A programação da campanha “Agosto Lilás”, promovida por meio da Secretaria Especial das Mulheres da Prefeitura de Juiz de Fora (PJF), contará, entre os dias 24 e 26 de agosto, com o 2º Mutirão de Regulamentação de Pensão Alimentícia e Guarda de Filhos. A ação ocorrerá na Casa da Mulher, localizada na Av. Garibaldi Campinhos, 169, no bairro Vitorino Braga.
As vagas são limitadas com distribuição de senhas entre 8h e 9h para atendimento no mesmo dia até as 12h. O evento será realizado em parceria com a Defensoria Pública de Minas Gerais, com o apoio dos Núcleos de Práticas Jurídicas das faculdades UniAcademia e Universo.
Documentos necessários
As mulheres interessadas em participar deverão apresentar carteira de identidade, CPF, comprovante de residência emitido nos últimos três meses, comprovante de renda ou CadÚnico atualizado e certidão de nascimento do filho ou filha. Também será necessário informar os dados da pessoa de quem será solicitada a pensão, incluindo nome completo, CPF, endereço, telefone e empregador atual.
O serviço é gratuito e destinado a pessoas com renda individual de até três salários mínimos ou renda familiar de até quatro salários mínimos. Para ter acesso, não é considerada a soma de benefícios como BPC e Bolsa Família, nem contribuições previdenciárias e Imposto de Renda. Também é necessário não possuir bens móveis e investimentos com valor superior a 40 salários-mínimos ou imóveis avaliados acima de 300 salários-mínimos.
Outras ações do Agosto Lilás
Na quarta-feira, 26, a programação do Agosto Lilás segue com uma Reunião Pública da Rede de Enfrentamento à Violência Doméstica (Revid), no Fórum Benjamin Collucci (R. Marechal Deodoro, 662, Centro), às 17h30. O encontro tem como objetivo estreitar os laços com a sociedade, apresentar o papel de cada instituição, os serviços disponíveis e os caminhos de acesso à proteção e ao atendimento às mulheres em situação de violência.

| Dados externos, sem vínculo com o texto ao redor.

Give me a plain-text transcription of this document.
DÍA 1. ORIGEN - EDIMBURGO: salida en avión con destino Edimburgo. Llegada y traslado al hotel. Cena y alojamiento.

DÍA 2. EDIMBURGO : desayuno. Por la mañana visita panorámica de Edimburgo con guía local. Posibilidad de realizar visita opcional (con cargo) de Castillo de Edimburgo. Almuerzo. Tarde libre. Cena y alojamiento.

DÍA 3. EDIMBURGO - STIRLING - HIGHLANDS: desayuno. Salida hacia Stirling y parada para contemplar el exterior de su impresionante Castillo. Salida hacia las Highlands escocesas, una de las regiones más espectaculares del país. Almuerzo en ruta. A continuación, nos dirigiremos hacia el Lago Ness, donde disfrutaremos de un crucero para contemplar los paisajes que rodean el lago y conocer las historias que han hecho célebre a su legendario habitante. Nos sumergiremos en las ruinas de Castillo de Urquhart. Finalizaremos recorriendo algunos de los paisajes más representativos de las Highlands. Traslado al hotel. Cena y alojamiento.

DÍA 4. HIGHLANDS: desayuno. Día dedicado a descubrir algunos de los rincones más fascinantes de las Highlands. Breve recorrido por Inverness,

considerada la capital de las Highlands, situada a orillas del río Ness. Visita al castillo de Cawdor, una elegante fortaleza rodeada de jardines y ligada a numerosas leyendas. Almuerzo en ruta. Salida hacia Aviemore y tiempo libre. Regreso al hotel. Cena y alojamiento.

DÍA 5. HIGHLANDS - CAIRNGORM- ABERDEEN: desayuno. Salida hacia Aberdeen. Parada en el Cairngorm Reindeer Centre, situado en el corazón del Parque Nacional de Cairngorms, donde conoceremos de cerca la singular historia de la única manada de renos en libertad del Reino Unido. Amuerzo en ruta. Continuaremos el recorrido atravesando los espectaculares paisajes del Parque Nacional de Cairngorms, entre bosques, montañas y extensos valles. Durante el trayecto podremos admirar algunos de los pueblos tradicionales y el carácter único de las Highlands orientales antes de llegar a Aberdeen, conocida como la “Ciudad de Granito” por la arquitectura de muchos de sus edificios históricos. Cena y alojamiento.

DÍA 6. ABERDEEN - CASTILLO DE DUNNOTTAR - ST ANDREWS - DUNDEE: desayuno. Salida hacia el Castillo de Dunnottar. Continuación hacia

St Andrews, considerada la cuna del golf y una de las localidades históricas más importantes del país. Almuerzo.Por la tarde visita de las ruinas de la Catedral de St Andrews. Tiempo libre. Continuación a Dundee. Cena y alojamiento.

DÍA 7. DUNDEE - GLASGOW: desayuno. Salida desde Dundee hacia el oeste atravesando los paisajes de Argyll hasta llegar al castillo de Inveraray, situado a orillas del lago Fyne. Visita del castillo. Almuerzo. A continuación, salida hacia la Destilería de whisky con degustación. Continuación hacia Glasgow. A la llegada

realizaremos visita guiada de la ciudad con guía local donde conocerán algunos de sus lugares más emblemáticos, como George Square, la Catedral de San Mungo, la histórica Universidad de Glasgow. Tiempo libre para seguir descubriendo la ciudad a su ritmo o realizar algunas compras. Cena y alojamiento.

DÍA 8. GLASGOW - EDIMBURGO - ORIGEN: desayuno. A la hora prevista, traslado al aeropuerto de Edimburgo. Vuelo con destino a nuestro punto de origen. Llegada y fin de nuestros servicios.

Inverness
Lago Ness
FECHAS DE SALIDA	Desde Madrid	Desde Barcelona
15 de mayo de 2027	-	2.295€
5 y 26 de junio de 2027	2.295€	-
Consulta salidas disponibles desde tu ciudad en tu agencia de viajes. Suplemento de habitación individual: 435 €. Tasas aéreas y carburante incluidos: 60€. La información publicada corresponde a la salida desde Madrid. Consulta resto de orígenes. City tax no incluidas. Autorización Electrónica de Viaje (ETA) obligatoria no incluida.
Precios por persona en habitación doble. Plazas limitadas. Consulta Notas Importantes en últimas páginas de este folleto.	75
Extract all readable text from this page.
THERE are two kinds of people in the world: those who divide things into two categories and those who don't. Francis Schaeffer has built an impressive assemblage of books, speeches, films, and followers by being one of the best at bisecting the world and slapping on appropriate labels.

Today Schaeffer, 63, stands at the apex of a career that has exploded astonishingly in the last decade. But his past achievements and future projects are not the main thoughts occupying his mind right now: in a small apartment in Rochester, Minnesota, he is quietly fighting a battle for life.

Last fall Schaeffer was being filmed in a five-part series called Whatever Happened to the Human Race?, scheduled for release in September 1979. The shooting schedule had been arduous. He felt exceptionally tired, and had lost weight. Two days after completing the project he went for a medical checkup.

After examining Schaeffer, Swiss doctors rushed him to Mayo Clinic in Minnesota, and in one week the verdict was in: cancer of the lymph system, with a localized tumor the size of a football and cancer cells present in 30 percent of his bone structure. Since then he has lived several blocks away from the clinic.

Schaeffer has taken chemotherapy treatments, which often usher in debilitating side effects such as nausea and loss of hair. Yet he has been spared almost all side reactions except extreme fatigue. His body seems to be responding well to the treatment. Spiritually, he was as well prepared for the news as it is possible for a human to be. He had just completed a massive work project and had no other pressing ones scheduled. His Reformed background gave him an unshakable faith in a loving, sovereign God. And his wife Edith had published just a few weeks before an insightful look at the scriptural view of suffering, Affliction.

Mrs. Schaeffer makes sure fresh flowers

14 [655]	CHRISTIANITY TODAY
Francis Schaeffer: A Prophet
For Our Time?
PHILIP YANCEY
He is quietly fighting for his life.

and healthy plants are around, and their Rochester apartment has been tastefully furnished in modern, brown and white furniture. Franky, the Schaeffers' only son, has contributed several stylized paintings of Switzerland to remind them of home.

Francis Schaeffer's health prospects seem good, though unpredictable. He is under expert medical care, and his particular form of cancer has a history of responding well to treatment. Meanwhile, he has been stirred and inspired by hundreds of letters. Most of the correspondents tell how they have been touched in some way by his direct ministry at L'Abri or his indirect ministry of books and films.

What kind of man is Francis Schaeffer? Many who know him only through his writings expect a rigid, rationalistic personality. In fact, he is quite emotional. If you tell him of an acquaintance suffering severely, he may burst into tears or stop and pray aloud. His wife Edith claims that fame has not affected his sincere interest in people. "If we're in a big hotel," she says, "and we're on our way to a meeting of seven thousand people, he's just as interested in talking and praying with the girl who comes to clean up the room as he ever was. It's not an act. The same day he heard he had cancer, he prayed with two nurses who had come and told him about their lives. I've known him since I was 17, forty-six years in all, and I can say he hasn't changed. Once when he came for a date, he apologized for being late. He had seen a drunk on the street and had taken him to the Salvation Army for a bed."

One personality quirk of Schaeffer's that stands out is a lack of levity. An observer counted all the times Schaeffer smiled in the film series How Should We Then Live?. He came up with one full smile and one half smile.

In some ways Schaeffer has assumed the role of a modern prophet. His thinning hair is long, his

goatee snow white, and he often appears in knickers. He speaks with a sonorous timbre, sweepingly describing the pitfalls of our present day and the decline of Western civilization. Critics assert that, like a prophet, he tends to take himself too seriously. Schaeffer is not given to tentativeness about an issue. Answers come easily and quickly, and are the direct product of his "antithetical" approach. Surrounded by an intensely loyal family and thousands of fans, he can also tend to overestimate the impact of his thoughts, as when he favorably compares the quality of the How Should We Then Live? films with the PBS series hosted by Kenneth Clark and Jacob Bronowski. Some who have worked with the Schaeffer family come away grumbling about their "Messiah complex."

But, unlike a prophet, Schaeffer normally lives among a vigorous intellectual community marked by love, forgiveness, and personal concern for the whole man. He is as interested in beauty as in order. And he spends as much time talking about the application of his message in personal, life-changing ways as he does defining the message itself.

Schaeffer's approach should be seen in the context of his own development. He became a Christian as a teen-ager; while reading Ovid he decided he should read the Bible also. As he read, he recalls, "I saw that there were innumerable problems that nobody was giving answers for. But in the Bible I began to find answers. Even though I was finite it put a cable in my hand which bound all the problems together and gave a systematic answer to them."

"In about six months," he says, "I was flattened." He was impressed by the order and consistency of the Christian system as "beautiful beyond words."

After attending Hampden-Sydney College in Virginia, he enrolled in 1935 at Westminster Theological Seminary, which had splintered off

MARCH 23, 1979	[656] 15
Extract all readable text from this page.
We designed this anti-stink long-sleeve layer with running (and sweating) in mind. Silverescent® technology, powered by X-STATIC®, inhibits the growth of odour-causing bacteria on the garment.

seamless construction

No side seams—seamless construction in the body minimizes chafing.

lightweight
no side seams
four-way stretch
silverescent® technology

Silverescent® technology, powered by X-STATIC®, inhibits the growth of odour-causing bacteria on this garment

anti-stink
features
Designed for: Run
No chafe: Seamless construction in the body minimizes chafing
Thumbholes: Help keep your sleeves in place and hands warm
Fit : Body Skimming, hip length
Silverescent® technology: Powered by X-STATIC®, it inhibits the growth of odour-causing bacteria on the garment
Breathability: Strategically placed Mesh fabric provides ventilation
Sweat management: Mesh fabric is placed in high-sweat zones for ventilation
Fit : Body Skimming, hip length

A atividade contará com a participação de representantes das instituições que integram a Rede e será organizada em duas mesas de debate, promovendo uma discussão interdisciplinar sobre o enfrentamento à violência doméstica, a responsabilização dos autores de violência e os desafios para o fortalecimento das políticas públicas. A mesa será formada por representantes da PJF; da Secretaria Especial das Mulheres; da Vara de Violência Doméstica; da Promotoria de Justiça; da Delegacia Especializada de Atendimento à Mulher (DEAM); do Central de Acompanhamento de Alternativas Penais (Ceapa); da Universidade Federal de Juiz de Fora (UFJF) e do projeto Casa da Palavra.
20 anos da Lei Maria da Penha
O “Agosto Lilás” é uma campanha nacional voltada à conscientização e ao enfrentamento da violência contra as mulheres e, este ano, está celebrando os 20 anos de criação da Lei Maria da Penha (Lei federal n.º 11.340 de 7 de agosto de 2006) e tornou-se um importante período de conscientização, prevenção e fortalecimento das redes de proteção às mulheres.
A campanha busca promover uma mudança de comportamento e reforçar que o enfrentamento à violência contra a mulher é uma responsabilidade de toda a sociedade. A iniciativa destaca que reconhecer os sinais de violência, acolher mulheres em situação de vulnerabilidade e orientar sobre os canais e serviços de apoio são atitudes fundamentais para prevenir e combater esse tipo de violência.
Casa da Mulher
A Casa da Mulher conta com funcionamento de segunda a sexta-feira, das 8h às 17h, e fica localizada na Av. Garibaldi Campinhos, 169, no bairro Vitorino Braga, em frente ao Colégio Santos Anjos. A instituição oferece acolhimento imediato a mulheres em situação de violência ou vulnerabilidade. O atendimento pode ser buscado diretamente no espaço ou por encaminhamento de órgãos da rede, como Polícia Militar e Civil, Ministério Público, Poder Judiciário, Conselho Tutelar e secretarias de Saúde, Assistência Social e Educação da Prefeitura de Juiz de Fora.
O espaço oferece:
Atendimento social e psicológico;
Orientação jurídica especializada, incluindo medidas protetivas;
Encaminhamento para serviços de saúde, habitação e empregabilidade;
Oficinas de arteterapia, costura, ginástica, yoga e capacitação profissional;
Atividades de prevenção e fortalecimento da autonomia das mulheres.
Após o primeiro atendimento, cada caso é acompanhado pela equipe técnica de forma individualizada, em articulação com toda a rede de proteção, garantindo suporte contínuo para a superação da situação de violência.